Thursday, July 29, 2010

Re: Editing files full of NUL characters

On 29/07/10 21:18, Teemu Likonen wrote:
> * 2010-07-29 09:50 (-0700), Bob Weissman wrote:
>
>> Often, the files look like they ought to be text files but are full of
>> NULs.

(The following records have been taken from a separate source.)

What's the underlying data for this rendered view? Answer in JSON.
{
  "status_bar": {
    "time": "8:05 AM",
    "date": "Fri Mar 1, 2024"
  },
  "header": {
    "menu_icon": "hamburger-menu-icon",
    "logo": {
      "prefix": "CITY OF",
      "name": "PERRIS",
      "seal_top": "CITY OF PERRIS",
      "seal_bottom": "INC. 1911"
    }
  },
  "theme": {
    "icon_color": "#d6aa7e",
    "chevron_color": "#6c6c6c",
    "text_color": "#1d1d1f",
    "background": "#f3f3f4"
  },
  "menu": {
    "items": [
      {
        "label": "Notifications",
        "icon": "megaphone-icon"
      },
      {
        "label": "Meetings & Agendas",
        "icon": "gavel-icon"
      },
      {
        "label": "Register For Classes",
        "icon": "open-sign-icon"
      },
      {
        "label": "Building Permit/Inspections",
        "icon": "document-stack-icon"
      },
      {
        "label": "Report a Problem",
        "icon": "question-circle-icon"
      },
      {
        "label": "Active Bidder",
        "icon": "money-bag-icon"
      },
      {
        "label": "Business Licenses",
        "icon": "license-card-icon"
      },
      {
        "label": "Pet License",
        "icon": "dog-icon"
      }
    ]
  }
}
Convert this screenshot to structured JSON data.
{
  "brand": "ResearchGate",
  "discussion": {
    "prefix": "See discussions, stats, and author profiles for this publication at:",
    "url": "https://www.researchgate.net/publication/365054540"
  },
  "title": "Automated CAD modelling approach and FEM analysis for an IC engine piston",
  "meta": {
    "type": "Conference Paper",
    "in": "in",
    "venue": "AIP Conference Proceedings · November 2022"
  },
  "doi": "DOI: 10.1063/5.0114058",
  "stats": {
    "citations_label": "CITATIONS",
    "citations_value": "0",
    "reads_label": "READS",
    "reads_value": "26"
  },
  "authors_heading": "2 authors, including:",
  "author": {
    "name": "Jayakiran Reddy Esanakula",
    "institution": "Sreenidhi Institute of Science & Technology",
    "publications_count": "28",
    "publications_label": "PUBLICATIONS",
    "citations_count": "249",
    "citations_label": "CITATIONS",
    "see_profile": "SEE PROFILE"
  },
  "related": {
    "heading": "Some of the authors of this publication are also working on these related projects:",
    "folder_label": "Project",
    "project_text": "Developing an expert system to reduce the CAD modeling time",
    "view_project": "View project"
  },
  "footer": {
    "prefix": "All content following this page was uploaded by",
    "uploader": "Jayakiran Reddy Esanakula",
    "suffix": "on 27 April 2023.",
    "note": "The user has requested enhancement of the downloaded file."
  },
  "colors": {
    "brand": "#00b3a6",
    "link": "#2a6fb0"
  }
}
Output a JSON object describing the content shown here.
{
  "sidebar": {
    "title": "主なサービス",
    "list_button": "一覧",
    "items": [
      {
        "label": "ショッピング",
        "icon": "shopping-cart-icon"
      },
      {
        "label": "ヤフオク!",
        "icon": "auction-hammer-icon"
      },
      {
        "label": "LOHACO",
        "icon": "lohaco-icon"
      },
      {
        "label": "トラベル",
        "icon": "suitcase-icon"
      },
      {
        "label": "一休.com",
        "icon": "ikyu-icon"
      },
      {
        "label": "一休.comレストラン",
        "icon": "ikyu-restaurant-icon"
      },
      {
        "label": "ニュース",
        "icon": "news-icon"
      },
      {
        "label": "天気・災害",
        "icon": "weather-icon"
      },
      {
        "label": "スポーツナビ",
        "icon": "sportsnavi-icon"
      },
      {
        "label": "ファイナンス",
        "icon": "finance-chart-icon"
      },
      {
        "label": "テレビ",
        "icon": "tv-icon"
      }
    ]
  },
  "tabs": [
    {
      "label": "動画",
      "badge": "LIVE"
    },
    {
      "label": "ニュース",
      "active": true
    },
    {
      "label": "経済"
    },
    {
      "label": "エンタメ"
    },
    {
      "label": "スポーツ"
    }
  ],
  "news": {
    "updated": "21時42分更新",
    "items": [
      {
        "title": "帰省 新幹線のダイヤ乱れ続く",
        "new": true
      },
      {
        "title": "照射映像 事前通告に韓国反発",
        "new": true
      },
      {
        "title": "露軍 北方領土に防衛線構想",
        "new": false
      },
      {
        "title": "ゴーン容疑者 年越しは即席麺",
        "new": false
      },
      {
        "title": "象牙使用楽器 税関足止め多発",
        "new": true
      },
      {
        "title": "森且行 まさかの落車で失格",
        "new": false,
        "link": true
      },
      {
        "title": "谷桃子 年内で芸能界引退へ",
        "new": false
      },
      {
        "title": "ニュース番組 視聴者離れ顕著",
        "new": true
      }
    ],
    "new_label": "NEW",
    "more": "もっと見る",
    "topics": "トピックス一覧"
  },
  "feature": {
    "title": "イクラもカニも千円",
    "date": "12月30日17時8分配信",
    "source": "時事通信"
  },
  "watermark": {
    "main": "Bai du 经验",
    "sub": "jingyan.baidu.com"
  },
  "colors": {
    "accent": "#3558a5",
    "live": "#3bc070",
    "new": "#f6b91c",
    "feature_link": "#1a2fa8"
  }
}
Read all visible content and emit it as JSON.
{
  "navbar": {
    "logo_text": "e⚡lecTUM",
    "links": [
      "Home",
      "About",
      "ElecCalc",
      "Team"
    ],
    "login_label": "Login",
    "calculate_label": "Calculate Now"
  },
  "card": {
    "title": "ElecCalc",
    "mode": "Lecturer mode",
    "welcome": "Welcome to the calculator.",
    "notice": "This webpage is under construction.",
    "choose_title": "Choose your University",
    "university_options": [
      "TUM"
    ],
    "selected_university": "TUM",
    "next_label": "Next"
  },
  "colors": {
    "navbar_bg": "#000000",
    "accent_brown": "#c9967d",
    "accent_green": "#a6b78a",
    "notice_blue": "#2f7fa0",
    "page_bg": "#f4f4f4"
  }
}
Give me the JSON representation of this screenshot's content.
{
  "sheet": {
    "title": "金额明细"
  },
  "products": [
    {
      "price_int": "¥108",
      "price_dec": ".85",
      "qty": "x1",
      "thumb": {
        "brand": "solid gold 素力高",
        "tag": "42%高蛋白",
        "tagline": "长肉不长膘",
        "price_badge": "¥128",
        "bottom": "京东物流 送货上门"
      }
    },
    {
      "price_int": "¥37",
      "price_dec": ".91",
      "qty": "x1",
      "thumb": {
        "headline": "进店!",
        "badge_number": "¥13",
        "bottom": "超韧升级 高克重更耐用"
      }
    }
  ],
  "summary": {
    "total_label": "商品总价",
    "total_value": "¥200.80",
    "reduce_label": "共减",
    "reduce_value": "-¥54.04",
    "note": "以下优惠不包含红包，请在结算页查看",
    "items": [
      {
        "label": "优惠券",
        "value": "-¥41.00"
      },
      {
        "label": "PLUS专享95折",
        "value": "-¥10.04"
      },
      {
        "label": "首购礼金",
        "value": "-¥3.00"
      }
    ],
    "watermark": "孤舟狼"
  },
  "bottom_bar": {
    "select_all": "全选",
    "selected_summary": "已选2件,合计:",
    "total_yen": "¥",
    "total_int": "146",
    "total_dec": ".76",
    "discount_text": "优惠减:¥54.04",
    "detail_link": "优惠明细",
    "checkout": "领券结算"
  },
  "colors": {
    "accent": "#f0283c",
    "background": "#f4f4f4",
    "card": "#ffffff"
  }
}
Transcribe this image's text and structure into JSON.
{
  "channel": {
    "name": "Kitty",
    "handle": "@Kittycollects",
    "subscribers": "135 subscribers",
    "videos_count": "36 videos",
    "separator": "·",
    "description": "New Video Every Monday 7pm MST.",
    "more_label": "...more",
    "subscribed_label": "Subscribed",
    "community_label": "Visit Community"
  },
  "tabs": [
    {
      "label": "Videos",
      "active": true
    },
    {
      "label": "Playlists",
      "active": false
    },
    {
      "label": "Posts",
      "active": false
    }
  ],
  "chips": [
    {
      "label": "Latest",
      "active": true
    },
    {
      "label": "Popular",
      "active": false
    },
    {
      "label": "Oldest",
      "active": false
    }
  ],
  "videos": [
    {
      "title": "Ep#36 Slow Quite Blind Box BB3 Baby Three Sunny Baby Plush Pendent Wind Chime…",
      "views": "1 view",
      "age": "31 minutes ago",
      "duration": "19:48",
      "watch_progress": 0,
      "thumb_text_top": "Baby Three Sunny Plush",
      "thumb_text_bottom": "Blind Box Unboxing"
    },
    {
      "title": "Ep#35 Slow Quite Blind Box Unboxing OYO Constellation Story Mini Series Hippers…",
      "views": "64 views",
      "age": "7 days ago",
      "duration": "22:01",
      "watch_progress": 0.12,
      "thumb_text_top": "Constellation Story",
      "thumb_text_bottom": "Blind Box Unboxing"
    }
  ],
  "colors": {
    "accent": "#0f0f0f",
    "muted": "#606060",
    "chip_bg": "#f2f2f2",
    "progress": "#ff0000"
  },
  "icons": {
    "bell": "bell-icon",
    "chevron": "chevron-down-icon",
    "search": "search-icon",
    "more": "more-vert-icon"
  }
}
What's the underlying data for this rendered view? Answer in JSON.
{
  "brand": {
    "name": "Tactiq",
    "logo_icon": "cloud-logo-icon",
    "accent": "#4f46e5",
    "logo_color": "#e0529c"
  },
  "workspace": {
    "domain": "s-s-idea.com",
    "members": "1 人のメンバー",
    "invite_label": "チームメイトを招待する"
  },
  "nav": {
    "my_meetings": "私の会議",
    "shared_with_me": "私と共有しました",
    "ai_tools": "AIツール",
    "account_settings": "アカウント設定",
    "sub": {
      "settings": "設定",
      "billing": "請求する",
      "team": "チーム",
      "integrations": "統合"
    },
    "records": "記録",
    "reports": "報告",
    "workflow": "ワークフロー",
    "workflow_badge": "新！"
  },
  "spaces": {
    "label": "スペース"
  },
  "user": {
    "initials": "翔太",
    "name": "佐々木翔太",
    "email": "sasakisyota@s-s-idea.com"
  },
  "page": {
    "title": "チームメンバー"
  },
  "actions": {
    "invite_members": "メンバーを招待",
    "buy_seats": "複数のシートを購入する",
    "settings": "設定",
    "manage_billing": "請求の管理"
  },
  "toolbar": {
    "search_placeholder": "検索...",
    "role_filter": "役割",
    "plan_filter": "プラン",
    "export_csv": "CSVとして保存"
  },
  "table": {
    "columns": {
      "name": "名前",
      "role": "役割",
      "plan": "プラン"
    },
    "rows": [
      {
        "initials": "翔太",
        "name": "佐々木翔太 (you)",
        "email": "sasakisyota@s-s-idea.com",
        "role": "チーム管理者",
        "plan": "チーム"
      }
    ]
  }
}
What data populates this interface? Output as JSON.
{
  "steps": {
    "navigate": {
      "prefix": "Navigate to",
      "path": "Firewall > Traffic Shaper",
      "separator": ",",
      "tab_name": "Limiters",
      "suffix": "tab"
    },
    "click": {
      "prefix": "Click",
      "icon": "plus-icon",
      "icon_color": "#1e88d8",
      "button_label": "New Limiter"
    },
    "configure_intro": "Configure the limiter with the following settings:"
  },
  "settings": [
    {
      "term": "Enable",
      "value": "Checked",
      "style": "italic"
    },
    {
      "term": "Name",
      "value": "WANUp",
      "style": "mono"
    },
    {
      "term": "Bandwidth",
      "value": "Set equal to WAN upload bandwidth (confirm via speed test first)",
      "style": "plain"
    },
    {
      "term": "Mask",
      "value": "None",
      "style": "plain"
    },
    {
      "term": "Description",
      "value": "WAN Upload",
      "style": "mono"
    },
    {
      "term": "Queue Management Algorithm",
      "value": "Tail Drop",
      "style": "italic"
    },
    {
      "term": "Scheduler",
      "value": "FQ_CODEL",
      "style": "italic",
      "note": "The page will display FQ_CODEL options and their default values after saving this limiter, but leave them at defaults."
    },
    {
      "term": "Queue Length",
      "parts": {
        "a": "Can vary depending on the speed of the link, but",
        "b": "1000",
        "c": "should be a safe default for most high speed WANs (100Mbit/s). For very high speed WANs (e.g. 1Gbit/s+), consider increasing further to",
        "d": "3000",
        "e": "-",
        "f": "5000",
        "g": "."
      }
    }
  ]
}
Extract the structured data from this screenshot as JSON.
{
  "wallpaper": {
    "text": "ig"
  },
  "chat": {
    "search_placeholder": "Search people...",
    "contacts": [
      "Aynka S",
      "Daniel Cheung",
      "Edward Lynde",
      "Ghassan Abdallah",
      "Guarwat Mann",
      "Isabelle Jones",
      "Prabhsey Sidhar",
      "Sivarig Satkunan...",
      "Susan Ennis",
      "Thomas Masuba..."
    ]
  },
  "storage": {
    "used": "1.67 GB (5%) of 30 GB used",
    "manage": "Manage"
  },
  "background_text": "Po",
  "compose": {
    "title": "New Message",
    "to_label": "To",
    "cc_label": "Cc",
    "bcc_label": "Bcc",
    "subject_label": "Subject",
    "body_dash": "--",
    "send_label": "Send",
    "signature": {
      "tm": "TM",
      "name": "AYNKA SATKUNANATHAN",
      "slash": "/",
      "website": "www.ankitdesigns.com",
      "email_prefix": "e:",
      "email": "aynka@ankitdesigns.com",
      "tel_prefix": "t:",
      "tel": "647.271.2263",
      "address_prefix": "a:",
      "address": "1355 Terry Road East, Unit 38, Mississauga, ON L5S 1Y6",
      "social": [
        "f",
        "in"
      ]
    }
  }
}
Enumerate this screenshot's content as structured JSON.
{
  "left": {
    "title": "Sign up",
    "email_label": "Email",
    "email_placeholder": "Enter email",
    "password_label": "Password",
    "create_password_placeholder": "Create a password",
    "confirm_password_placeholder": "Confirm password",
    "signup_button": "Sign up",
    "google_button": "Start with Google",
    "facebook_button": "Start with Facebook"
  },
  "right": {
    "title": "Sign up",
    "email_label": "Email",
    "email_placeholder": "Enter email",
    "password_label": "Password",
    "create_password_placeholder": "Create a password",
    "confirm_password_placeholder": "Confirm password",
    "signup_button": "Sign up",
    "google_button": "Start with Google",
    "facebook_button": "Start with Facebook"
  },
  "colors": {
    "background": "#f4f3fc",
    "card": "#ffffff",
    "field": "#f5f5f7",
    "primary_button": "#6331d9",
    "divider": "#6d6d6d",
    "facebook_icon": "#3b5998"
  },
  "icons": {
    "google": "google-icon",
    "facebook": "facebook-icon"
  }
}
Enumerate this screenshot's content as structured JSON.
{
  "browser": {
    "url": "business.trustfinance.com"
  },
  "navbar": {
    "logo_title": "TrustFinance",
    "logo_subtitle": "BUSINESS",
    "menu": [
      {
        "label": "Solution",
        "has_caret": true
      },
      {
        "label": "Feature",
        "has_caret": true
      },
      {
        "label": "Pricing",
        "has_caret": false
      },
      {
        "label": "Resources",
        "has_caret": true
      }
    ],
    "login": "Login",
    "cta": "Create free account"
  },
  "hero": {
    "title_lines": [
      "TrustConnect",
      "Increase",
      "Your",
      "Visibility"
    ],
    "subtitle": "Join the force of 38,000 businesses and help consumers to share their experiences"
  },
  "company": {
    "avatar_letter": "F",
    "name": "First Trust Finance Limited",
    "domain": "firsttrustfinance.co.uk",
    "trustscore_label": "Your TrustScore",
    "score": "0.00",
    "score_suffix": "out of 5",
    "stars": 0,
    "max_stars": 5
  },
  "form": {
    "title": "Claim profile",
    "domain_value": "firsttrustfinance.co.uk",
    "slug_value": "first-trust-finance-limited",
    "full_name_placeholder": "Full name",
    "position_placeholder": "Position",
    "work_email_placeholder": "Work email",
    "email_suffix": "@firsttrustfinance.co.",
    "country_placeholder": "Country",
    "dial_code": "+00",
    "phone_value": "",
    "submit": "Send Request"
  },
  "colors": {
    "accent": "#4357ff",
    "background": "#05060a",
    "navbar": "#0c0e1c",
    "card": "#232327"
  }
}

Instead of "Hello", I will see "H^@e^@l^@l^@o^@". Or maybe it's
>> "^@H^@e^@l^@l^@o". I haven't figured out the byte order.
>
> Looks like an UTF-16 encoded file.
>
>> Is there a way to edit these files in gvim such that the ^@'s don't
>> appear onscreen but get written properly when I write the files back?
>
> You could try opening the file with
>
> :e ++enc=utf-16be file.txt
>
> or with ++enc=utf-16le if the byte order wasn't correct.
>
> But Vim should detect the encoding correctly if (1) the file has byte
> order mark (U+FFFE or U+FEFF) in the beginning and (2) you have ucs-bom
> in 'fileencodings' option.
>
> :set fileencodings=ucs-bom,utf-8,default,latin1
>

Yeah:

^@H^@e^@l^@l^@o
is utf-16be aka utf-16 aka unicode
H^@e^@l^@l^@o^@
is utf-16le
şÿ^@H^@e^@l^@l^@o
is utf-16be with BOM and Vim should see Hello
ÿşH^@e^@l^@l^@o^@
is utf-16le with BOM and Vim should see Hello

see ":help ++opt" -- the first example should be read correctly by just
rereading it by means of ":e ++enc=utf-16be" (without quotes and with no
filename). Similarly for the second example with utf-16le. The last two
should be detected automatically if 'fileencodings' (plural) *starts*
with ucs-bom

The (misnamed) byte order mark is always U+FEFF (the Unicode codepoint
0xFEFF, or decimal 65279); its representation varies depending on which
UTF is in use:
UTF-16be 0xFE 0xFF (one 16-bit big-endian word)
UTF-16le 0xFF 0xFE (one 16-bit little-endian word)
UTF-8 0xEF 0xBB 0xBF (three 8-bit bytes)
UTF-32be 0x00 0x00 0xFE 0xFF (one 32-bit big-endian doubleword)
UTF-32le 0xFF 0xFE 0x00 0x00 (one 32-bit little-endian doubleword)


Best regards,
Tony.
--
What we need in this country, instead of Daylight Savings Time, which
nobody really understands anyway, is a new concept called Weekday
Morning Time, whereby at 7 a.m. every weekday we go into a space-
launch-style "hold" for two to three hours, during which it just
remains 7 a.m. This way we could all wake up via a civilized gradual
process of stretching and belching and scratching, and it would still
be only 7 a.m. when we were ready to actually emerge from bed.